Jump Trading Faces $4 Billion Cryptocurrency Lawsuit Over Terraform Labs Collapse

The bankruptcy administrator of Terraform Labs has initiated legal proceedings against Jump Trading, the high-speed trading firm, accusing it of profiting substantially from—and actively contributing to—the catastrophic $40 billion cryptocurrency collapse that devastated the ecosystem. This emerging cryptocurrency lawsuit marks one of the most significant legal actions in digital assets litigation history, targeting not only the trading company but also its executives, William DiSomma and Kanav Kareiya.

When a Cryptocurrency Stablecoin Lost Its Footing: The Event Behind the Lawsuit

To understand why this cryptocurrency lawsuit emerged, one must revisit May 2022, when Terraform Labs experienced its dramatic downfall. The company’s algorithmic stablecoin, TerraUSD (UST), suddenly lost its dollar peg—a foundational vulnerability in its design. Within days, this triggered a cascade of liquidations. Luna, its sister token, plummeted toward zero as the system unraveled. The implosion wiped out approximately $40 billion in value and sent shockwaves through the entire cryptocurrency industry. Hundreds of thousands of retail investors saw their life savings evaporate.

The fallout extended beyond Terra. The market turmoil created a domino effect that eventually precipitated the collapse of Sam Bankman-Fried’s FTX exchange later that November, a sequence that exposed systemic vulnerabilities across the cryptocurrency sector.

The Legal Action: What This Cryptocurrency Lawsuit Alleges

Todd Snyder, the court-appointed administrator unwinding Terraform Labs’ remaining operations, is now pursuing $4 billion in damages through this cryptocurrency lawsuit. According to filings in the Illinois district court, the allegations paint a picture of calculated misconduct: Jump Trading, prosecutors contend, maintained a secret arrangement to artificially prop up UST immediately before its collapse, then strategically exited its positions to capture massive profits as the market imploded.

Snyder’s statement on the litigation was unambiguous: “Jump Trading actively exploited the Terraform Labs ecosystem through manipulation, concealment, and self-dealing that enriched Jump while financially devastating thousands of unsuspecting investors. This action is a necessary step to hold Jump Trading accountable for illegal conduct that directly caused the largest crypto collapse in history.”
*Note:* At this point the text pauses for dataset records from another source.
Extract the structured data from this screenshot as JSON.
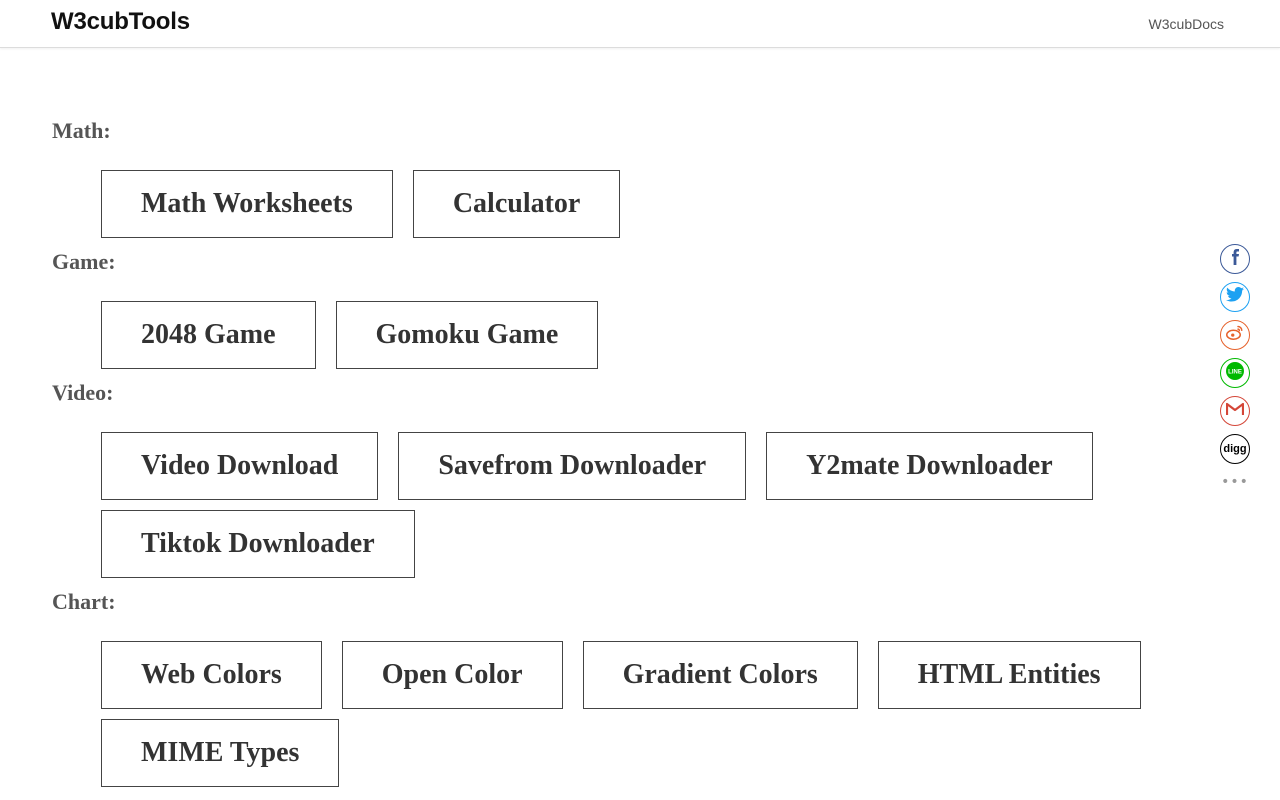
{
  "header": {
    "brand": "W3cubTools",
    "docs_link": "W3cubDocs"
  },
  "sections": [
    {
      "title": "Math:",
      "buttons": [
        "Math Worksheets",
        "Calculator"
      ]
    },
    {
      "title": "Game:",
      "buttons": [
        "2048 Game",
        "Gomoku Game"
      ]
    },
    {
      "title": "Video:",
      "buttons": [
        "Video Download",
        "Savefrom Downloader",
        "Y2mate Downloader",
        "Tiktok Downloader"
      ]
    },
    {
      "title": "Chart:",
      "buttons": [
        "Web Colors",
        "Open Color",
        "Gradient Colors",
        "HTML Entities",
        "MIME Types"
      ]
    }
  ],
  "share": {
    "items": [
      {
        "name": "facebook-share",
        "icon": "facebook-icon",
        "color": "#3b5998"
      },
      {
        "name": "twitter-share",
        "icon": "twitter-icon",
        "color": "#1da1f2"
      },
      {
        "name": "weibo-share",
        "icon": "weibo-icon",
        "color": "#e6622c"
      },
      {
        "name": "line-share",
        "icon": "line-icon",
        "color": "#00b900"
      },
      {
        "name": "gmail-share",
        "icon": "gmail-icon",
        "color": "#d44638"
      },
      {
        "name": "digg-share",
        "icon": "digg-icon",
        "color": "#000000",
        "label": "digg"
      }
    ],
    "more": "•••"
  }
}
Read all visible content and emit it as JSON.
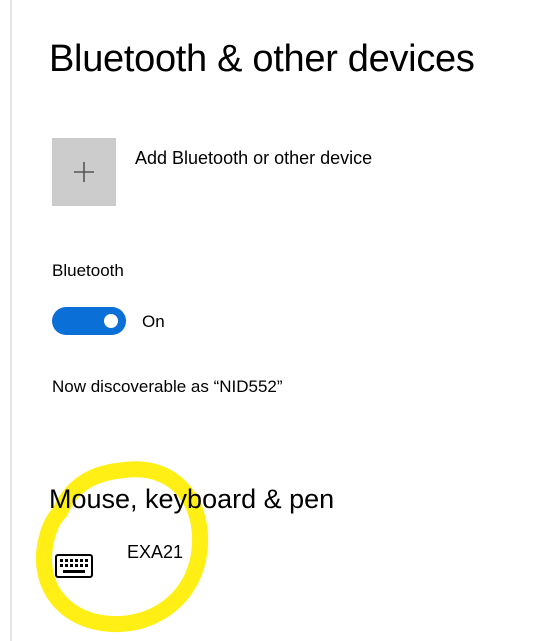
{
  "page": {
    "title": "Bluetooth & other devices"
  },
  "add_device": {
    "label": "Add Bluetooth or other device",
    "icon": "plus-icon"
  },
  "bluetooth": {
    "label": "Bluetooth",
    "toggle_on": true,
    "state_text": "On",
    "accent": "#0a6fd6",
    "discoverable_text": "Now discoverable as “NID552”"
  },
  "mouse_keyboard_pen": {
    "heading": "Mouse, keyboard & pen",
    "devices": [
      {
        "name": "EXA21",
        "icon": "keyboard-icon"
      }
    ]
  },
  "annotation": {
    "color": "#ffee00",
    "shape": "circle-highlight"
  }
}
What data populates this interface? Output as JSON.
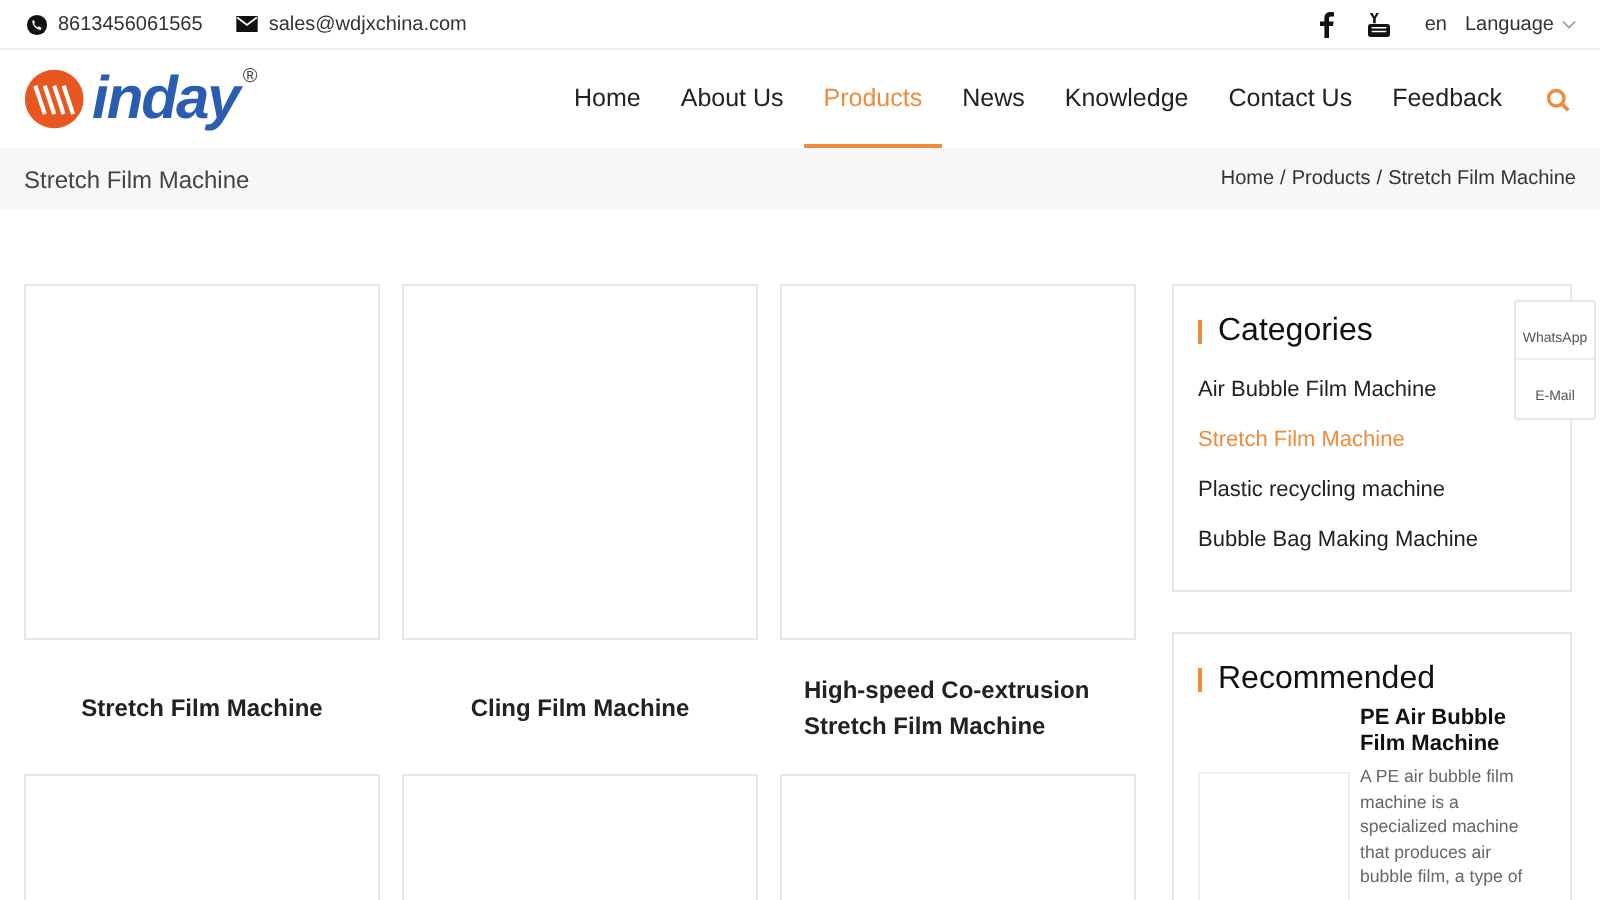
{
  "topbar": {
    "phone": "8613456061565",
    "email": "sales@wdjxchina.com",
    "lang_code": "en",
    "language": "Language"
  },
  "logo": {
    "text": "inday",
    "mark": "®"
  },
  "nav": [
    {
      "label": "Home",
      "selected": false
    },
    {
      "label": "About Us",
      "selected": false
    },
    {
      "label": "Products",
      "selected": true
    },
    {
      "label": "News",
      "selected": false
    },
    {
      "label": "Knowledge",
      "selected": false
    },
    {
      "label": "Contact Us",
      "selected": false
    },
    {
      "label": "Feedback",
      "selected": false
    }
  ],
  "page_title": "Stretch Film Machine",
  "breadcrumb": {
    "separator": "/",
    "items": [
      "Home",
      "Products",
      "Stretch Film Machine"
    ]
  },
  "products": [
    {
      "kind": "titled",
      "title": "Stretch Film Machine"
    },
    {
      "kind": "titled",
      "title": "Cling Film Machine"
    },
    {
      "kind": "titled",
      "title": "High-speed Co-extrusion Stretch Film Machine"
    },
    {
      "kind": "image-only"
    },
    {
      "kind": "image-only"
    },
    {
      "kind": "image-only"
    }
  ],
  "categories": {
    "title": "Categories",
    "items": [
      {
        "label": "Air Bubble Film Machine",
        "selected": false
      },
      {
        "label": "Stretch Film Machine",
        "selected": true
      },
      {
        "label": "Plastic recycling machine",
        "selected": false
      },
      {
        "label": "Bubble Bag Making Machine",
        "selected": false
      }
    ]
  },
  "recommended": {
    "title": "Recommended",
    "items": [
      {
        "title": "PE Air Bubble Film Machine",
        "description": "A PE air bubble film machine is a specialized machine that produces air bubble film, a type of"
      }
    ]
  },
  "float_widget": [
    "WhatsApp",
    "E-Mail"
  ]
}
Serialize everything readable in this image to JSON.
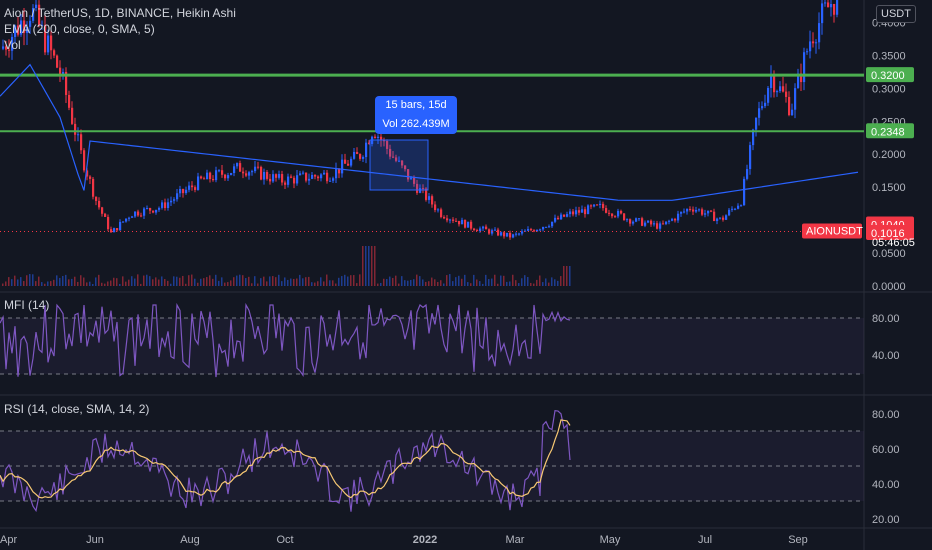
{
  "header": {
    "title": "Aion / TetherUS, 1D, BINANCE, Heikin Ashi",
    "ema": "EMA (200, close, 0, SMA, 5)",
    "vol": "Vol",
    "currency": "USDT"
  },
  "tooltip": {
    "range": "15 bars, 15d",
    "volume": "Vol 262.439M"
  },
  "price_axis": {
    "ticks": [
      "0.4000",
      "0.3500",
      "0.3000",
      "0.2500",
      "0.2000",
      "0.1500",
      "0.0500",
      "0.0000"
    ],
    "tags": [
      {
        "label": "0.3200",
        "color": "#4caf50",
        "text_color": "#131722"
      },
      {
        "label": "0.2348",
        "color": "#4caf50",
        "text_color": "#131722"
      },
      {
        "label": "0.1040",
        "color": "#f23645",
        "text_color": "#ffffff"
      },
      {
        "label": "0.1016",
        "color": "#f23645",
        "text_color": "#ffffff"
      }
    ],
    "symbol_tag": "AIONUSDT",
    "countdown": "05:46:05"
  },
  "mfi": {
    "label": "MFI (14)",
    "ticks": [
      "80.00",
      "40.00"
    ]
  },
  "rsi": {
    "label": "RSI (14, close, SMA, 14, 2)",
    "ticks": [
      "80.00",
      "60.00",
      "40.00",
      "20.00"
    ]
  },
  "time_axis": {
    "labels": [
      "Apr",
      "Jun",
      "Aug",
      "Oct",
      "2022",
      "Mar",
      "May",
      "Jul",
      "Sep"
    ]
  },
  "colors": {
    "background": "#131722",
    "up": "#2962ff",
    "down": "#f23645",
    "green_line": "#4caf50",
    "ema": "#2962ff",
    "indicator": "#7e57c2",
    "rsi_ma": "#f7c873"
  },
  "chart_data": {
    "type": "candlestick",
    "price_levels": [
      0.32,
      0.2348
    ],
    "last_price": 0.1016,
    "last_close_line": 0.104
  }
}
Per prior SEC filings cited by the Wall Street Journal, Jump Trading accumulated approximately $1 billion in gains from Luna sales alone—profits allegedly reaped while the broader cryptocurrency ecosystem burned.

Accountability and Sentencing: The Broader Reckoning

In August 2025, Terraform Labs founder Do Kwon pleaded guilty to two criminal counts of wire fraud. Just weeks later, in December 2025, he received a 15-year federal prison sentence—a landmark ruling underscoring the severity with which regulators and courts now treat major cryptocurrency fraud cases.

Earlier, in January 2024, Terraform Labs had filed for bankruptcy protection under Chapter 11. Months after that filing, the company agreed to pay approximately $4.5 billion to the U.S. Securities and Exchange Commission to resolve civil securities fraud allegations—one of the largest cryptocurrency-related settlements in history.

What This Cryptocurrency Lawsuit Means for the Industry

This multibillion-dollar cryptocurrency lawsuit serves as a watershed moment for digital asset governance. It represents the first major legal test of accountability not just for founders, but for sophisticated trading firms that allegedly exploited cryptocurrency ecosystem vulnerabilities for profit. The proceedings signal that regulators and courts are now willing to pursue complex, high-stakes litigation targeting every layer of the crypto ecosystem—from platform operators to market participants.

The Terraform Labs case, spanning from its May 2022 collapse through the current cryptocurrency lawsuit against Jump Trading, has become emblematic of the cryptocurrency industry’s reckoning with fraud, manipulation, and systemic risk. Whether the lawsuit ultimately succeeds, it is already reshaping expectations around transparency, market conduct, and corporate accountability within digital assets.